5. Greenwashern droht die Regulierungskeule
Abgesehen von den damit verbundenen hehren Zielen sind Investments, die Faktoren wie Umwelt, Gesellschaft und gute Geschäftsführung (ESG) berücksichtigen, in der Schweiz auch ein grosses Geschäft. Aktuellen Schätzungen zufolge ist der hiesige Markt für nachhaltige Finanzprodukte in den letzten fünf Jahren um mehr als das Siebenfache auf 1,52 Billionen Franken angestiegen. Doch der aufstrebenden Industrie fehlen die Standards, was es den Investoren erschwert, die Spreu vom Weizen zu trennen.
Zunehmend laut klingt nun auch der böse Vorwurf des Etikettenschwindels, des so genannten Greenwashing. Für das Wachtsum könnte sich dies fatal auswirken, möchte sich der Bankenplatz als weltweiter Hub für die Nachhaltige Finanz profilieren. Recherchen von finews.ch zufolge bleiben der Branche nur noch wenige Monate, um mit einer griffigen Selbstregulierung neuen Vorschriften des Bundes zu entkommen.
6. Achse Schweiz-Grossbritannien gerät in Bewegung
Mit dem Brexit bekommt die Londoner «City» zu spüren, was Schweizer Finanzprofis schon länger erleben: Der Marktzugang zu Kunden in der EU ist von diversen Hürden verstellt. Deren Überwindung ist noch am ehesten bilateral mit einzelnen Ländern zu erreichen. Zwischen dem britischen und dem Schweizer Finanzplatz konkretisiert sich nun nach dem «F4»-Format eine engere Zusammenarbeit. Die Gespräche dazu liefen auf Hochtouren, wie SBVg-Präsident Rohner unlängst verlauten liess. «Ich bin zuversichtlich, dass es 2022 zu einer Einigung kommt.»
Währen sich die beiden rivalisierenden europäischen Finanzplätze also näher kommen, herrscht nach Abbruch der Verhandlungen über ein Rahmenabkommen mit der EU seit 2019 weitgehende Eiszeit. Das trifft direkt auch die Schweizer Börsenbetreiberin SIX, der die Börsenäquivalenz und damit der Zugang zum europäischen Markt gestrichen wurden. Schutzmassnahmen des Bundes für den Handel mit Schweizer Aktien sind Ende 2021 ausgelaufen und müssen nun verlängert werden. Am 4. März entscheidet die das Parlament über eine Ausdehnung auf maximal fünf Jahre.

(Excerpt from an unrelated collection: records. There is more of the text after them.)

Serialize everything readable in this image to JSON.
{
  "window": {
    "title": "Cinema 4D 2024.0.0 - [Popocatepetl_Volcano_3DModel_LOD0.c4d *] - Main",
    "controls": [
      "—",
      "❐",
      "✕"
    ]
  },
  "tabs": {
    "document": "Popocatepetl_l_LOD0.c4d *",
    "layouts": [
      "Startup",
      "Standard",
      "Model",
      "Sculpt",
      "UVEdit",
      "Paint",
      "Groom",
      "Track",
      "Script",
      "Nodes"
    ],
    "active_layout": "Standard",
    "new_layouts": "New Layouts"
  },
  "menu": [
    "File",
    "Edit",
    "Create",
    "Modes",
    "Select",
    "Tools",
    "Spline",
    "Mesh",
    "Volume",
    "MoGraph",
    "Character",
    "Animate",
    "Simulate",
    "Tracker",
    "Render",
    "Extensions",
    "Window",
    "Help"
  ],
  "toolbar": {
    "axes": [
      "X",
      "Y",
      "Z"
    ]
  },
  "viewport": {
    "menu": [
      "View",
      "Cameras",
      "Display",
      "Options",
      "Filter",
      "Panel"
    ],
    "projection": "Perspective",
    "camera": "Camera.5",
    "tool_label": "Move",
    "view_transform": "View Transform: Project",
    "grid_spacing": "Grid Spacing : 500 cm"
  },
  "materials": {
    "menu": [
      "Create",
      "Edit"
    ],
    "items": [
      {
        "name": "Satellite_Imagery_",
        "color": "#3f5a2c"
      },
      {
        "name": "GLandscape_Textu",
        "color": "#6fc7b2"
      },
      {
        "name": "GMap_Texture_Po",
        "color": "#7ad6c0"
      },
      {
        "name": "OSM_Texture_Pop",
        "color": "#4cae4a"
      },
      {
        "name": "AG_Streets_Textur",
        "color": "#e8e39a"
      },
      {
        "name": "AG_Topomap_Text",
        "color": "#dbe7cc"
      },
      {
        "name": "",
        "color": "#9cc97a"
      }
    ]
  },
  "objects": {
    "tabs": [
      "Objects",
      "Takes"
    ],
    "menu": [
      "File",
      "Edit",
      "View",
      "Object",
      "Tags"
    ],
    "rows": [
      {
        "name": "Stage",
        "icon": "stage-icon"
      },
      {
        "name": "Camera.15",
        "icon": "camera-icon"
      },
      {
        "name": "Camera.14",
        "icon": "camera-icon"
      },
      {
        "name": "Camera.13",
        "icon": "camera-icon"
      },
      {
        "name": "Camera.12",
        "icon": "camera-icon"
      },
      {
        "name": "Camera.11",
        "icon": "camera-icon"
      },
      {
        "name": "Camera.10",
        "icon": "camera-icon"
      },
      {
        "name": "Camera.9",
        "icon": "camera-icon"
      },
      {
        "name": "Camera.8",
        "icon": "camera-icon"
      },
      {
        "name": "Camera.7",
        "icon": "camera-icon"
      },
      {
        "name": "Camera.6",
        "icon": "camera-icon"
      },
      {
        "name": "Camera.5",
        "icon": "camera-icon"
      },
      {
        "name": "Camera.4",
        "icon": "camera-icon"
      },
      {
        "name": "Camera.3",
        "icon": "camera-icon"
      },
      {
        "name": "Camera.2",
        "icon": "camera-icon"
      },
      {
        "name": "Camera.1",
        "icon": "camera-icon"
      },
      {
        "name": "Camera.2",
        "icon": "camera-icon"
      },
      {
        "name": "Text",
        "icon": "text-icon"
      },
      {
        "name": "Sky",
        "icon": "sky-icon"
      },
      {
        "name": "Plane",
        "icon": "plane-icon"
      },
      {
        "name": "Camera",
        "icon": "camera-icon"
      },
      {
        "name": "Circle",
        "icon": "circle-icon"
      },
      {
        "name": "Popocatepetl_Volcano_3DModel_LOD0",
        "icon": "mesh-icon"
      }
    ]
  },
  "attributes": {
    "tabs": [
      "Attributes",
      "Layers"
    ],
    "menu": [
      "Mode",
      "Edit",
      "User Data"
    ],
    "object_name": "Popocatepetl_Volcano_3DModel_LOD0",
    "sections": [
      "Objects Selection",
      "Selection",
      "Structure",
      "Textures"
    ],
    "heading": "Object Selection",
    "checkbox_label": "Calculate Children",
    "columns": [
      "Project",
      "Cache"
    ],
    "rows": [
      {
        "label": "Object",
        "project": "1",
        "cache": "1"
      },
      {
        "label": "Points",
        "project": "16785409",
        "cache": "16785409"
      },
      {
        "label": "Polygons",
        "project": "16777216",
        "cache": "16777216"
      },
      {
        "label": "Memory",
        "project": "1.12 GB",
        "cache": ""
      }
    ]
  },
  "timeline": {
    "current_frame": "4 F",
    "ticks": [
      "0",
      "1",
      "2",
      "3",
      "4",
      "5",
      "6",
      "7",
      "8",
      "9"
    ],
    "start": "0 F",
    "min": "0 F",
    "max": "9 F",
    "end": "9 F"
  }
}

7. Ende Jahr schallt der Gong für unabhängige Vermögensverwalter
Bis Ende 2022 müssen rund 2’400 unabhängige Vermögensverwalter in der Schweiz ein Lizenz-Gesuch bei der Eidgenössischen Finanzmarktaufsicht (Finma) eingereicht und sich einer bewilligten Aufsichtsorganisationen (AO) unterstellt haben. Trotz eines Weckrufs der Behörde haben sich die Finanz-KMU aber zumeist noch nicht in Bewegung gesetzt – obschon sie Ende Jahres aus dem Rennen zu fallen drohen.
Das Prozedere bis zur Einreichung des Bewilligungsgesuchs kann gut und gerne drei Viertel eines Jahres in Anspruch nehmen, und vor allem bei den AO zeichnet sich ein Flaschenhals ab. Schon zu Jahresbeginn sieht es deswegen sehr danach aus, als ob die Lizenzierung in die Verlängerung gehen würde.